Oligomerization and Trafficking of the Human Dopamine Transporter: MUTATIONAL ANALYSIS IDENTIFIES CRITICAL DOMAINS IMPORTANT FOR THE FUNCTIONAL EXPRESSION OF THE TRANSPORTER

Abstract

The dopamine transporter (DAT) is a presynaptic plasma membrane protein responsible for the termination of dopaminergic neurotransmission in the central nervous system. While most studies have focused on structure/function analysis, much less information is available regarding the assembly and the trafficking of this protein. To address this problem, we performed a mutational analysis of the DAT protein, combined with biochemical, immunological, and functional approaches.
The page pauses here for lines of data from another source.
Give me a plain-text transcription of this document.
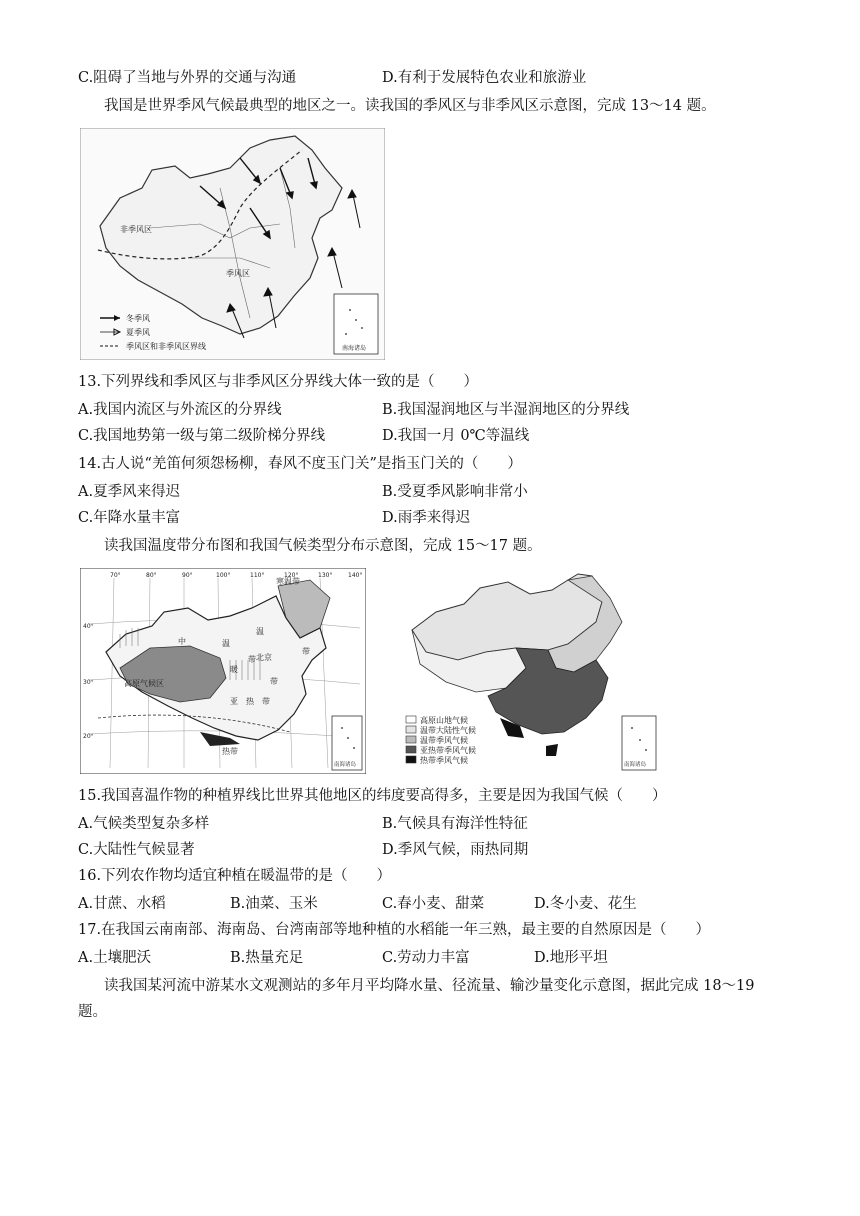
C.阻碍了当地与外界的交通与沟通	D.有利于发展特色农业和旅游业
我国是世界季风气候最典型的地区之一。读我国的季风区与非季风区示意图，完成 13～14 题。
非季风区
季风区
冬季风
夏季风
季风区和非季风区界线	南海诸岛
13.下列界线和季风区与非季风区分界线大体一致的是（　　）
A.我国内流区与外流区的分界线	B.我国湿润地区与半湿润地区的分界线
C.我国地势第一级与第二级阶梯分界线	D.我国一月 0℃等温线
14.古人说“羌笛何须怨杨柳，春风不度玉门关”是指玉门关的（　　）
A.夏季风来得迟	B.受夏季风影响非常小
C.年降水量丰富	D.雨季来得迟
读我国温度带分布图和我国气候类型分布示意图，完成 15～17 题。
70°	80°	90°	100°	110°	120°	130°	140°
40°
30°
20°
寒温带
温
带
中	温
带
暖
带
北京
高原气候区
亚 热 带
热带
南海诸岛
高原山地气候
温带大陆性气候
温带季风气候
亚热带季风气候
热带季风气候	南海诸岛
15.我国喜温作物的种植界线比世界其他地区的纬度要高得多，主要是因为我国气候（　　）
A.气候类型复杂多样	B.气候具有海洋性特征
C.大陆性气候显著	D.季风气候，雨热同期
16.下列农作物均适宜种植在暖温带的是（　　）
A.甘蔗、水稻	B.油菜、玉米	C.春小麦、甜菜	D.冬小麦、花生
17.在我国云南南部、海南岛、台湾南部等地种植的水稻能一年三熟，最主要的自然原因是（　　）
A.土壤肥沃	B.热量充足	C.劳动力丰富	D.地形平坦
读我国某河流中游某水文观测站的多年月平均降水量、径流量、输沙量变化示意图，据此完成 18～19
题。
In mammalian cells co-expressing differentially tagged DAT molecules, HA-tagged DAT co-purified with 6His-tagged DAT demonstrating a physical interaction between transporter proteins. Evidence for the functional oligomerization of DAT was obtained using dominant-negative mutants of DAT. Two loss-of-function mutant transporters (Y335A and D79G) that were targeted to the cell surface inhibited wild-type DAT uptake activity without affecting the membrane targeting of the wild-type transporter. Moreover, non-functional amino and carboxyl termini-truncated mutants of DAT inhibited wild-type DAT function by interfering with the normal processing of the wild-type transporter to the cell membrane. Mutations in the leucine repeat of the second transmembrane domain of the transporter could eliminate the dominant-negative effect of all these mutants. In addition, a small fragment comprising the first two transmembrane domains of DAT inhibited wild-type transporter function but not when the leucine repeat motif was mutated. Taken together, our results suggest that the assembly of DAT monomers plays a critical role in the expression and function of the transporter.